Bölge Adliye Mahkemesince, tüm dosya kapsamına göre yapılan istinaf incelemesi sonucunda; hukuki yararın bulunması dava şartı olup yargılamanın her aşamasında re'sen gözetileceği, eda davası açılabilecek durumda tespit davası açılmasında hukuki yarar bulunmayacağı, kaldı ki HMK 106.maddeye dayalı tespit davası ile daha evvel verilip kesinleşen bir mahkeme hükmünün neticelerinin ortadan kaldırılmasının mümkün olmadığı, diğer yandan birleşen dava davalılardan ...'e tebligat yapılamamasına rağmen mahkemece davanın hukuki yarar yokluğundan (dava şartı) reddine karar verildiği, ancak bu hususun gerekçeli karar da işaret edilerek, bu durumda dosya üzerinden HMK 138.maddesi uyarınca karar verilebileceği belirtilerek ve gerekçelendirilerek hüküm kurulduğu gözetildiğinde ve ayrıca bunun bir usul hatası olduğu kabul edilse dahi; esasa etki eden veya başvuranın temel yargısal haklarını ihlal eden bir hata olmadığı, dolayısıyla ilk derece mahkemesi karar ve gerekçesinde yasa ve usule aykırılık bulunmadığı gibi kamu düzenine aykırılık da görülmediği gerekçesi ile, davacının asıl ve birleşen davaya yönelik istinaf başvurusunun esastan reddine karar verilmiştir.
Karara karşı, davacı vekili tarafından temyiz kanun yoluna başvurulmuştur.
Yapılan yargılama ve saptanan somut uyuşmazlık bakımından uygulanması gereken hukuk kuralları gözetildiğinde İlk Derece Mahkemesince verilen kararda bir isabetsizlik olmadığının anlaşılmasına göre yapılan istinaf başvurusunun HMK'nın 353/b-1 maddesi uyarınca Bölge Adliye Mahkemesince esastan reddine ilişkin kararın usul ve yasaya uygun olduğu kanısına varıldığından Bölge Adliye Mahkemesi kararının onanmasına karar vermek gerekmiştir.

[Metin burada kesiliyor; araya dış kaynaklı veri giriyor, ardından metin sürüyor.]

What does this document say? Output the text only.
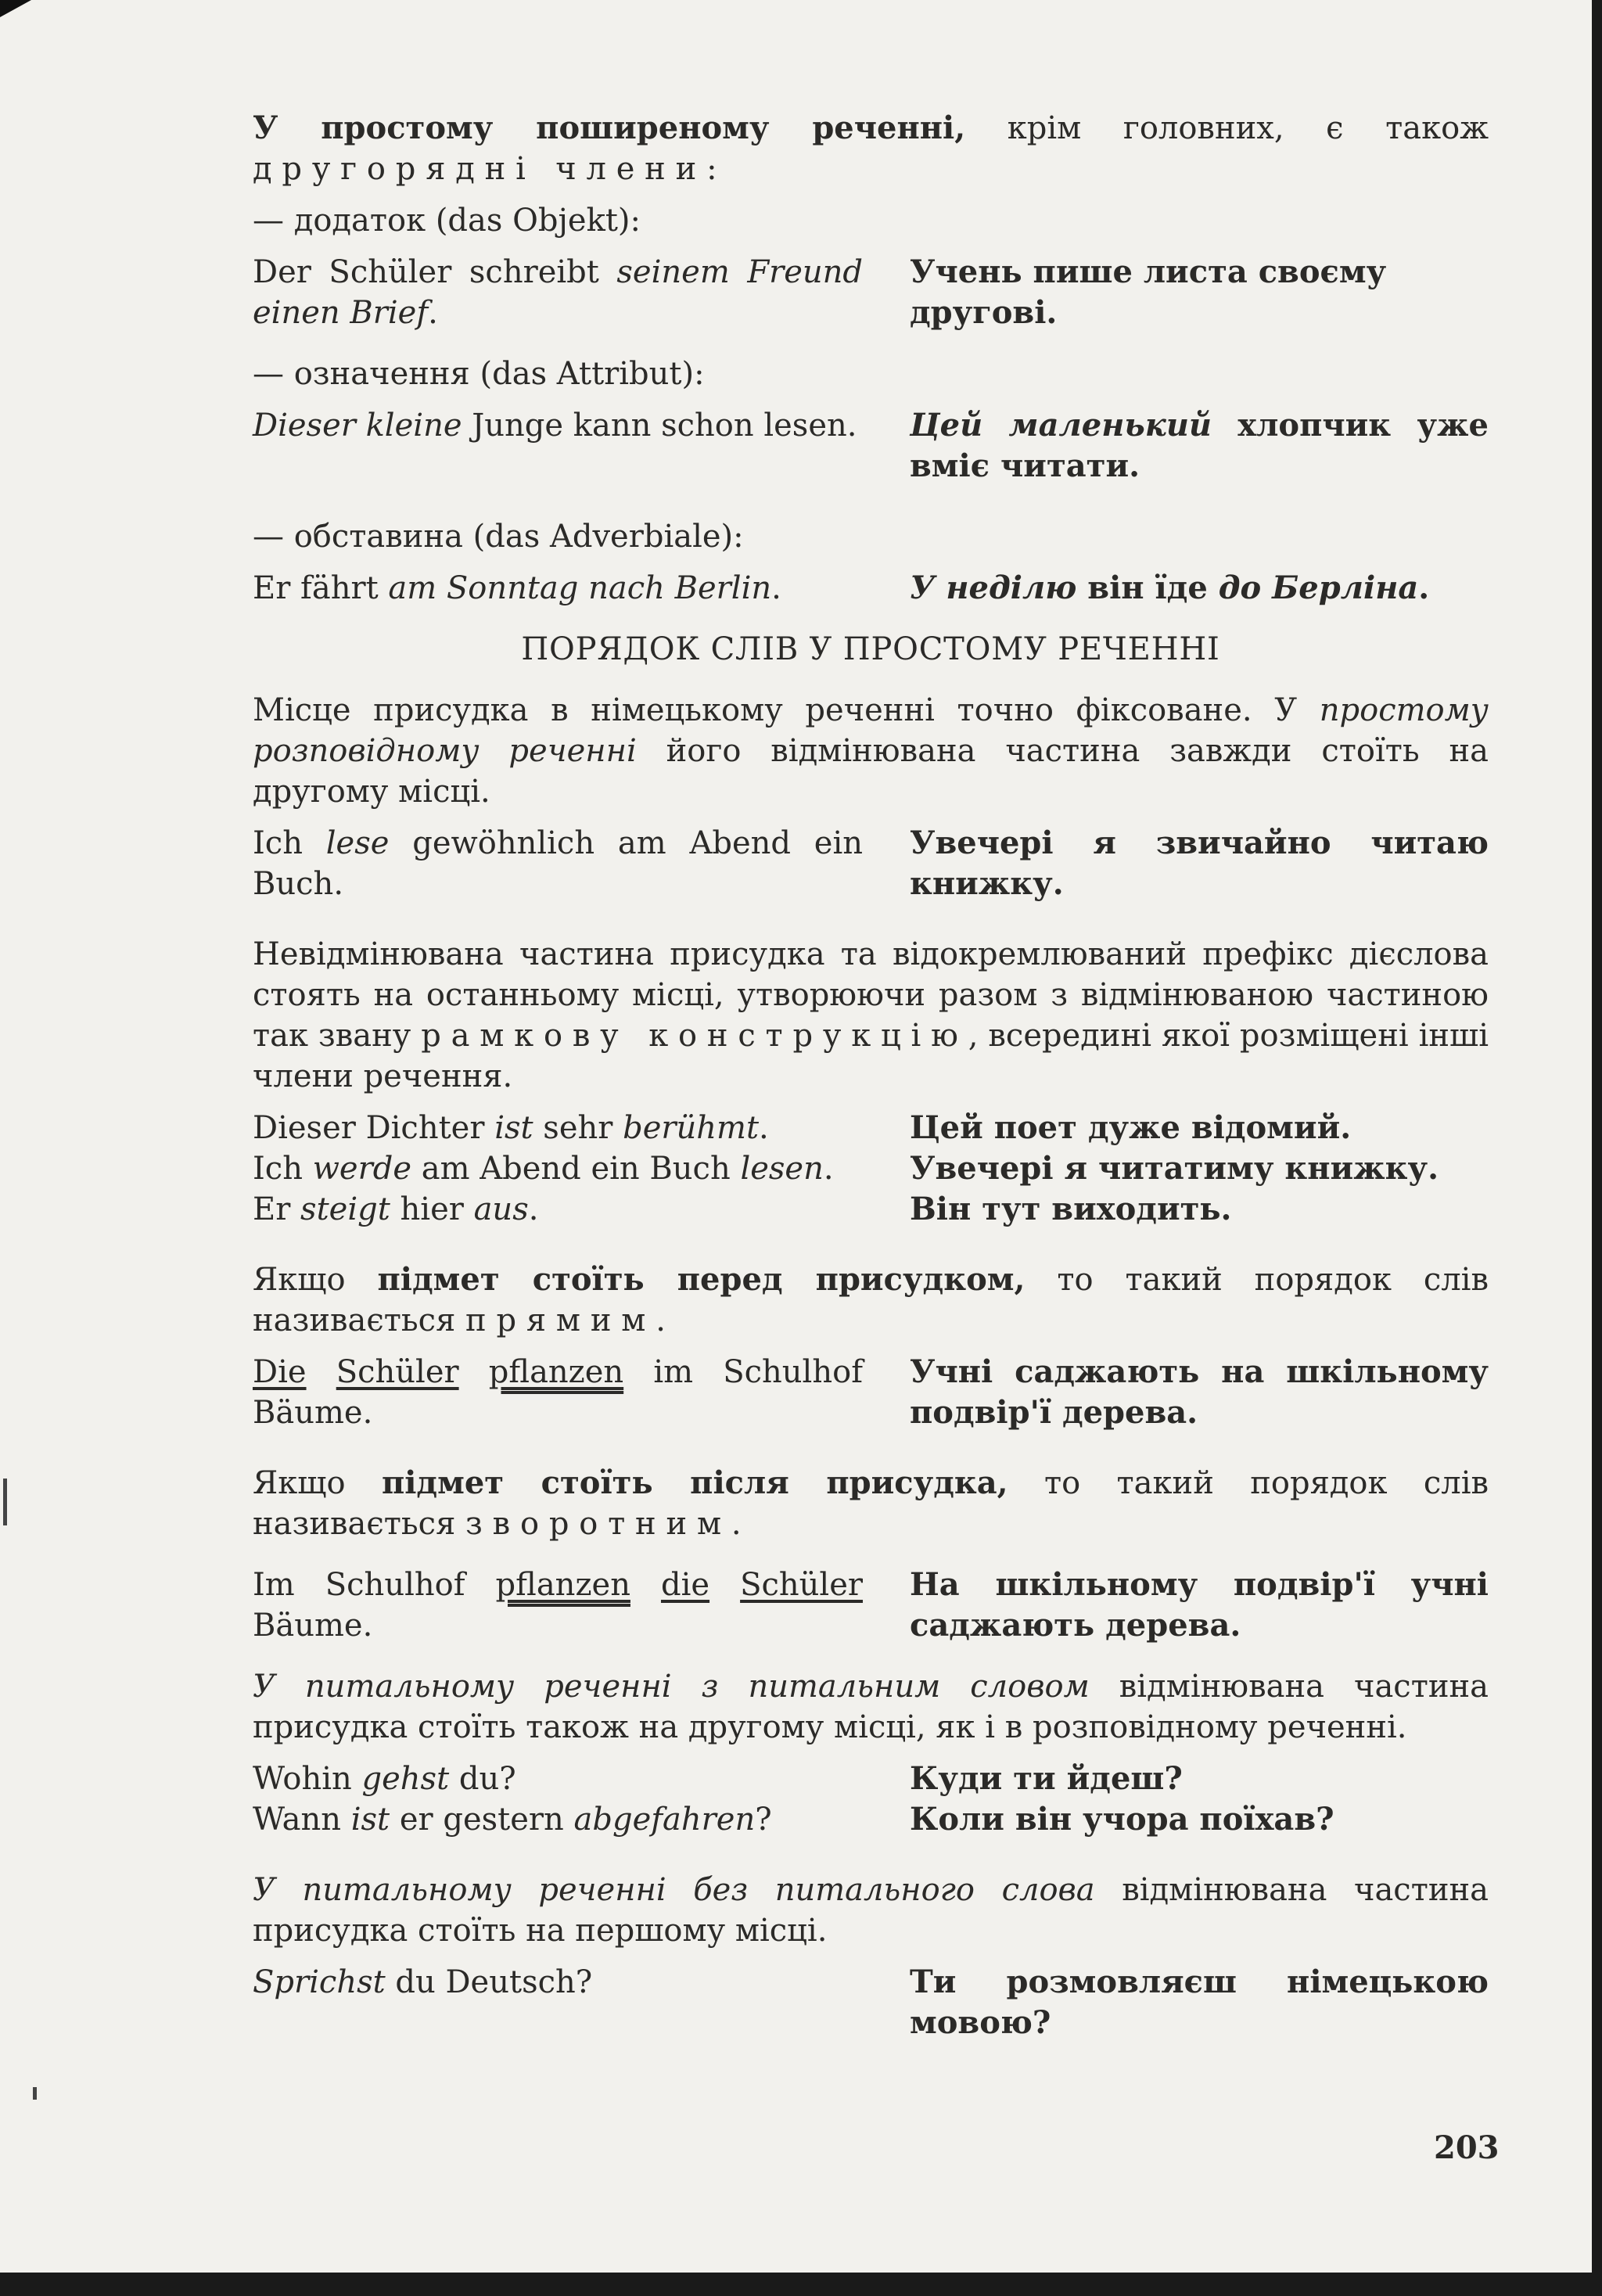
У простому поширеному реченні, крім головних, є також другорядні члени:

— додаток (das Objekt):

Der Schüler schreibt seinem Freund einen Brief.
Учень пише листа своєму другові.

— означення (das Attribut):

Dieser kleine Junge kann schon lesen. Цей маленький хлопчик уже вміє читати.

— обставина (das Adverbiale):

Er fährt am Sonntag nach Berlin.	У неділю він їде до Берліна.

ПОРЯДОК СЛІВ У ПРОСТОМУ РЕЧЕННІ

Місце присудка в німецькому реченні точно фіксоване. У простому розповідному реченні його відмінювана частина завжди стоїть на другому місці.

Ich lese gewöhnlich am Abend ein Buch.
Увечері я звичайно читаю книжку.

Невідмінювана частина присудка та відокремлюваний префікс дієслова стоять на останньому місці, утворюючи разом з відмінюваною частиною так звану рамкову конструкцію, всередині якої розміщені інші члени речення.

Dieser Dichter ist sehr berühmt.	Цей поет дуже відомий.
Ich werde am Abend ein Buch lesen.	Увечері я читатиму книжку.
Er steigt hier aus.	Він тут виходить.

Якщо підмет стоїть перед присудком, то такий порядок слів називається прямим.

Die Schüler pflanzen im Schulhof Bäume.
Учні саджають на шкільному подвір'ї дерева.

Якщо підмет стоїть після присудка, то такий порядок слів називається зворотним.

Im Schulhof pflanzen die Schüler Bäume.
На шкільному подвір'ї учні саджають дерева.

У питальному реченні з питальним словом відмінювана частина присудка стоїть також на другому місці, як і в розповідному реченні.

Wohin gehst du?	Куди ти йдеш?
Wann ist er gestern abgefahren?	Коли він учора поїхав?

У питальному реченні без питального слова відмінювана частина присудка стоїть на першому місці.

Sprichst du Deutsch?	Ти розмовляєш німецькою мовою?
203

SONUÇ: Yukarda açıklanan nedenlerle, asıl ve birleşen davada davacı vekilinin temyiz isteminin reddi ile Bölge Adliye Mahkemesince verilen kararın HMK'nın 370/1. maddesi uyarınca ONANMASINA, HMK'nın 372. maddesi uyarınca işlem yapılmak üzere dava dosyasının İlk Derece Mahkemesine, kararın bir örneğinin Bölge Adliye Mahkemesine gönderilmesine, aşağıda yazılı bakiye 102,10 TL temyiz ilam harcının temyiz eden asıl ve birleşen davada davacıdan alınmasına, 19/10/2022 tarihinde kesin olarak oybirliğiyle karar verildi.